Ночью у Эмми появились боли в горле, которые всё усиливались; скоро она почти не могла дышать и впала в панику. Приехавший врач лишь тяжело вздохнул: дифтерия – смертельно опасная болезнь. В машине скорой помощи Вальтер сидел рядом с носилками и был вынужден видеть, как жена изо всех сил борется за каждый глоток воздуха. В инфекционном отделении больницы в Шарлоттенбурге Эмми поместили в карантинный бокс, их разделяла теперь стеклянная перегородка. Она лежала там одна, бледная и безучастная, и смотрела на него. Ее безмолвный жест заставил его сердце мучительно сжаться – она пыталась дать ему понять, что умирает. Он бросился к проходившему мимо врачу, но тот только пожал плечами: будем надеяться на лучшее.
Едва ли он спал этой ночью. На следующее утро до работы он помчался в больницу. Но по уклончивым взглядам медсестер понял, что пришел слишком поздно. Эмми умерла за четверть часа до его прихода.
[(8) «Теперь меня к ней пустили, она лежала на койке, неподвижная и чужая, а я почувствовал полное опустошение, отчаяние и одиночество. Какая ирония судьбы: я пережил опасности и превратности оставшейся позади шестилетней войны, а умереть пришлось моей жизнерадостной, трудолюбивой, веселой жене, матери нашего маленького ребенка, и умерла она именно в тот момент, когда, пережив ужасные времена, мы могли начать новую жизнь».]
Несколько дней до похорон прошли в каком-то помрачении. Сын Пауль был еще мал и не мог осознать утрату, он продолжал жить у тещи Вальтера, которая очень тяжело восприняла смерть единственной дочери. Мать и дочь не виделись и не разговаривали друг с другом после недавней ссоры. Мать даже не пришла к Эмми в больницу – настолько серьезна была их размолвка, о которой она и теперь не хотела ничего рассказывать. Рёмер в полном одиночестве сидел в квартире, которую Эмми, несмотря на всеобщую нужду, сумела обставить столь изысканно. Он уже догадался, что как минимум часть доходов Эмми поступала от процветающей торговли на черном рынке. В остальном он даже не хотел рыться. Ясно было только то, что теперь он остался без нее в борьбе за существование. Его жена заботилась обо всем, по-своему понимая эту заботу.

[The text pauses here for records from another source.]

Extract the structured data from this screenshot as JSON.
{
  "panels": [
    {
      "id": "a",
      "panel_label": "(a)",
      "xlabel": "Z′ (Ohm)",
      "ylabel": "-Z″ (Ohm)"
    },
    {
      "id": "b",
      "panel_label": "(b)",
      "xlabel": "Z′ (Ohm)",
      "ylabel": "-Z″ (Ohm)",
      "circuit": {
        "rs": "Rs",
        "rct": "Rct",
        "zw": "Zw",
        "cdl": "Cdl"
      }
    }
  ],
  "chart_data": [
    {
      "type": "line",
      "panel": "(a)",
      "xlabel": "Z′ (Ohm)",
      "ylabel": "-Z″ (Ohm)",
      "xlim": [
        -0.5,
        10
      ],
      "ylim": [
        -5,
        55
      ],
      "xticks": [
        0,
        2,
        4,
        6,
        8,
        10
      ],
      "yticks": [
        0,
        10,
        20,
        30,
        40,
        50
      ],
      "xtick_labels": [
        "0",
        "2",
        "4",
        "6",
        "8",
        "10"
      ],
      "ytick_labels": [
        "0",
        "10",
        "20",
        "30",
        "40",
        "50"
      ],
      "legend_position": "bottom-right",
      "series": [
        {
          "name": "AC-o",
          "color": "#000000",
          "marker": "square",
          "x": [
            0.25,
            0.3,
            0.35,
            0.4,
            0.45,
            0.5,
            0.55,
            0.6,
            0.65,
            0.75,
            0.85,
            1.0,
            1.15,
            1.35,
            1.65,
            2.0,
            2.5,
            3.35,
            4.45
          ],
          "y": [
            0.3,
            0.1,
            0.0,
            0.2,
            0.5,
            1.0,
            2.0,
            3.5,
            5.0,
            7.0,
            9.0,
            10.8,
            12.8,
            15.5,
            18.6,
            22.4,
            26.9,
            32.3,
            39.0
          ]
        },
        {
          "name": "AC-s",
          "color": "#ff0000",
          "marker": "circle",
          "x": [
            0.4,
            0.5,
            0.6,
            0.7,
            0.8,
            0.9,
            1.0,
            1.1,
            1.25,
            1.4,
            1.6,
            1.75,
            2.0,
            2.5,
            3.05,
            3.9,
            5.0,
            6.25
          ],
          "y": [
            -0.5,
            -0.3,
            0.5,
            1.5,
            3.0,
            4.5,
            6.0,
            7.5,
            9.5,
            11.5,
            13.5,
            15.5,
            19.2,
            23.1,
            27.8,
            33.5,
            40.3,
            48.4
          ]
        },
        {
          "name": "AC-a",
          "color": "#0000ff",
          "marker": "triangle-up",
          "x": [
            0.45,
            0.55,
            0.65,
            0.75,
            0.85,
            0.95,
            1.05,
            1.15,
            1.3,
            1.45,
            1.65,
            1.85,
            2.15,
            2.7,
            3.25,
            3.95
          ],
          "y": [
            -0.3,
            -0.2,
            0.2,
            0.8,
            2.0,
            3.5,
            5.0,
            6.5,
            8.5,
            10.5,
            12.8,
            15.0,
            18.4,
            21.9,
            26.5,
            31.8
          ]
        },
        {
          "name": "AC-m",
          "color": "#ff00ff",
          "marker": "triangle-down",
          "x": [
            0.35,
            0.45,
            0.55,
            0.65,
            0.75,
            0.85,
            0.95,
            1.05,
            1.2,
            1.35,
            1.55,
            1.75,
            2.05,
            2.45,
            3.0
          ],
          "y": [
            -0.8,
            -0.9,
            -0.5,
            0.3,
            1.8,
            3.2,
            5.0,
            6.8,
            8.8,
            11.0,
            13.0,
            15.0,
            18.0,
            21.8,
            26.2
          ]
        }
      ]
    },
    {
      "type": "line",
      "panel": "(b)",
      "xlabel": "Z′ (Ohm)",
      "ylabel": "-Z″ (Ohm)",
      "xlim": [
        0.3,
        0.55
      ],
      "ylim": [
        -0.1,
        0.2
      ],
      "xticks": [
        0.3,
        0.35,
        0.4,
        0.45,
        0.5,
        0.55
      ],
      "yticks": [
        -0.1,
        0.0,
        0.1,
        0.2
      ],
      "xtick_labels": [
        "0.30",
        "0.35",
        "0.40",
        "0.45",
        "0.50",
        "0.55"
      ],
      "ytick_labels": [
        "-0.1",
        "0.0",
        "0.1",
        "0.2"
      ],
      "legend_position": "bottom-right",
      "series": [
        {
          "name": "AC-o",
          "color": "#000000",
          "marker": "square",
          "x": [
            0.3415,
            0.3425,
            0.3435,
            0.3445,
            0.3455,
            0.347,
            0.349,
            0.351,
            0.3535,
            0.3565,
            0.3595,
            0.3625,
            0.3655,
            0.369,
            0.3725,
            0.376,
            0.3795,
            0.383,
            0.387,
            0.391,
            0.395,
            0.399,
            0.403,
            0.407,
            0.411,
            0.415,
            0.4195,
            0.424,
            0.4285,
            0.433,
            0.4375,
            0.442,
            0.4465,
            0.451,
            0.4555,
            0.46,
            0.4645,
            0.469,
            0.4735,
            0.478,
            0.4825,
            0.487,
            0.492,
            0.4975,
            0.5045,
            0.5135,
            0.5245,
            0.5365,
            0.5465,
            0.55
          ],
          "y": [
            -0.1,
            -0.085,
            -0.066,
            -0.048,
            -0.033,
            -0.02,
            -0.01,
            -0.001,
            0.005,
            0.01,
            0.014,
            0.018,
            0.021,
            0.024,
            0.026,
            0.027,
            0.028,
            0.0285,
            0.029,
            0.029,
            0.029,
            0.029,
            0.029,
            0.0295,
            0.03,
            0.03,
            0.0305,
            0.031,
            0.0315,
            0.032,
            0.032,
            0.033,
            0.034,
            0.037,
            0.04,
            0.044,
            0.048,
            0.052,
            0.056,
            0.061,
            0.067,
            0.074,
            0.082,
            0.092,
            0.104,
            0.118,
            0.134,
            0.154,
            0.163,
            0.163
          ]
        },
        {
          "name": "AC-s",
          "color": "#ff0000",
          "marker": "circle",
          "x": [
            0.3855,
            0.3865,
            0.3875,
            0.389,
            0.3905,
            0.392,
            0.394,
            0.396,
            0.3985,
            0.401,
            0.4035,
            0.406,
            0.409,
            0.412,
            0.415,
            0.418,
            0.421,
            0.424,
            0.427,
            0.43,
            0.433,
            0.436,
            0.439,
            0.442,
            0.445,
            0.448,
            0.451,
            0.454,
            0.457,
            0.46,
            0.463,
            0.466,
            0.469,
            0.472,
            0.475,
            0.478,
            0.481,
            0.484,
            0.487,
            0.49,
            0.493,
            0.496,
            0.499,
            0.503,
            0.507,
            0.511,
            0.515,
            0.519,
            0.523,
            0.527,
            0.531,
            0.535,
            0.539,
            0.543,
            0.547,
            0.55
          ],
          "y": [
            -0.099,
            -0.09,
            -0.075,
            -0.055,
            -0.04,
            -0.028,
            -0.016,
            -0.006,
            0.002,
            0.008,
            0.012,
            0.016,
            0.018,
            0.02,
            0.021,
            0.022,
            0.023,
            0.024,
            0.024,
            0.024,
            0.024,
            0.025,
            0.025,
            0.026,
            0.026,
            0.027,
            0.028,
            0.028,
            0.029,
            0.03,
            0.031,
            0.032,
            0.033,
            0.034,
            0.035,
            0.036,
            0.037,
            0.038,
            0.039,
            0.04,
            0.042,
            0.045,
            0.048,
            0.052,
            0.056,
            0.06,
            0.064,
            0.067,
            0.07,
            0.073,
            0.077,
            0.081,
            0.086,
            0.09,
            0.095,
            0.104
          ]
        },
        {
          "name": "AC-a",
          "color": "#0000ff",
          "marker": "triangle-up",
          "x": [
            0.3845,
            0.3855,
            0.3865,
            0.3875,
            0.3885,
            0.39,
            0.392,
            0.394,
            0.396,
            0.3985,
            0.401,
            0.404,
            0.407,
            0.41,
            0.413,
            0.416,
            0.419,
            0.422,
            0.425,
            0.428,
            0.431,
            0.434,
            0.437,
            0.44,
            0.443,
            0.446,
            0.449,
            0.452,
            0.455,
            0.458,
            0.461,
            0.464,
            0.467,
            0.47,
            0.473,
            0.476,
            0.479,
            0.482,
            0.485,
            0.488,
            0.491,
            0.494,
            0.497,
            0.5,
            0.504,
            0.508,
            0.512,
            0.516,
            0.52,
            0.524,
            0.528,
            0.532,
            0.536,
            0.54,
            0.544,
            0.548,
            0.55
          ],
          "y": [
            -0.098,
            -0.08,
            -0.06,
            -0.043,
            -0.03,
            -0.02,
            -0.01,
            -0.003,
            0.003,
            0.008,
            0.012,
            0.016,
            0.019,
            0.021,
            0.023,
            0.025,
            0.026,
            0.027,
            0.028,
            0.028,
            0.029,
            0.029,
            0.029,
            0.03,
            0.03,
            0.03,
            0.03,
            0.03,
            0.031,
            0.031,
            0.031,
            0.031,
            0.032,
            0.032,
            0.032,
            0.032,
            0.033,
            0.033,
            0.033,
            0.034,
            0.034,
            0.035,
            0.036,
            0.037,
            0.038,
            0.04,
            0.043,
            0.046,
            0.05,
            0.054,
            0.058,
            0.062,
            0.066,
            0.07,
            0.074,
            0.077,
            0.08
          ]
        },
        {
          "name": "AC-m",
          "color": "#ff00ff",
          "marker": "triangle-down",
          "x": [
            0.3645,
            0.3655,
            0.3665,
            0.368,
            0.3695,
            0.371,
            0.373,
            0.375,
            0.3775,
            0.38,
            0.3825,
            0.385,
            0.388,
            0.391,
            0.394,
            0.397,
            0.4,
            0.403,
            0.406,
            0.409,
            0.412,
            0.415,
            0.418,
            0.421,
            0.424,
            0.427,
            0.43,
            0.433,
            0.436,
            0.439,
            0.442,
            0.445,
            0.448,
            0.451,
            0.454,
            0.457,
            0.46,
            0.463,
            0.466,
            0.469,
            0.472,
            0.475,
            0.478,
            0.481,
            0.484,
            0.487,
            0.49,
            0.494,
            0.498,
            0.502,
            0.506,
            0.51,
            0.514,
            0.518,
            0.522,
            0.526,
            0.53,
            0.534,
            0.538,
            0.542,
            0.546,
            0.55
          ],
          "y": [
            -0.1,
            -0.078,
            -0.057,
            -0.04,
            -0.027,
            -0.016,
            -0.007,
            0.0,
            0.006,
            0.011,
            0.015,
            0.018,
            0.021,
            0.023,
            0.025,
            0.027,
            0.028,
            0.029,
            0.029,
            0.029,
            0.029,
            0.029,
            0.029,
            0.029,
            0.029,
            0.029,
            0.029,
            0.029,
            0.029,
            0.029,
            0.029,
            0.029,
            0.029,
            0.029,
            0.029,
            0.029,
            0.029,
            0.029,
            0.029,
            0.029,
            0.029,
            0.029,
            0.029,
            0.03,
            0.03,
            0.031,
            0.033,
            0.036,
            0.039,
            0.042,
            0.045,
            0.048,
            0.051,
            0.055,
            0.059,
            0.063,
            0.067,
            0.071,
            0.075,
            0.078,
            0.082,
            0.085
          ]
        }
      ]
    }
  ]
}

Время созерцания для Вальтера Рёмера прошло. Теперь ему самому нужно было применяться к обстоятельствам. Голод уже стоял на пороге, потому что денег за работу над автомобильным каталогом для советской военной администрации Вальтер так и не получил. Обращения на биржу труда тоже ничего не дали. В конце концов ему удалось пристроить несколько своих акварелей с ландшафтами и городскими достопримечательностями в одно западноберлинское издательство. Несколько месяцев он жил за счет тоски заказчиков по душецелительным немецким пейзажам от Северного моря до Шварцвальда. Тогда же он познакомился с певицей Урсулой Гаутер, на которой женился год спустя. И, только забрав сына из-под опеки тещи к себе, Вальтер Рёмер понял, что завершил свой долгий путь к обретению семьи.
Он так и не решился поговорить с Эмми о ее тайне. Только с ее смертью кое-что постепенно приоткрылось. Подруги жены и ее давняя начальница как бы мимоходом рассказали ему о том, что происходило в ее жизни в течение последних лет, во время его долгого отсутствия. Были там и некие события, и отношения, в природе которых Вальтер не сомневался, но спустя много лет в своих воспоминаниях он предпочел не называть вещи своими именами. Подробностей же он не желал знать вовсе.
[(9) «Я и так все чувствовал, хоть и не было полной ясности. Все это осталось далеко позади, годы прошли, но зато сохранились прекрасные воспоминания о нашей юной любви, о счастливых годах до войны».]
Вильгельм Леман вернулся домой с войны на трамвае. Незадолго до наступления нового года он был отпущен из лагеря военнопленных в Ландсберге, что к северу от Берлина. Сначала он поездом добрался до столицы, а потом поехал дальше, в район Панков. Утром 1 января он уже был на своей улице. Он медленно шагал, пока наконец не оказался перед такой знакомой дверью своей квартиры. Но теперь почему-то колебался и выжидал. Дом был частично разрушен, но их квартира уцелела. Одному товарищу, который освободился из лагеря раньше, Вильгельм передал записку для жены с сообщением, что тоже скоро будет дома. Получила ли она его записку, он не знал. Несколько минут он простоял перед порогом, обуреваемый самыми противоречивыми чувствами. Все было как во сне. Наконец, взяв себя в руки, он постучал, дверь открылась, и он увидел Хедвигу. По ее глазам он понял, что она не сразу его узнала, хотя и ждала. Товарищ передал ей записку мужа.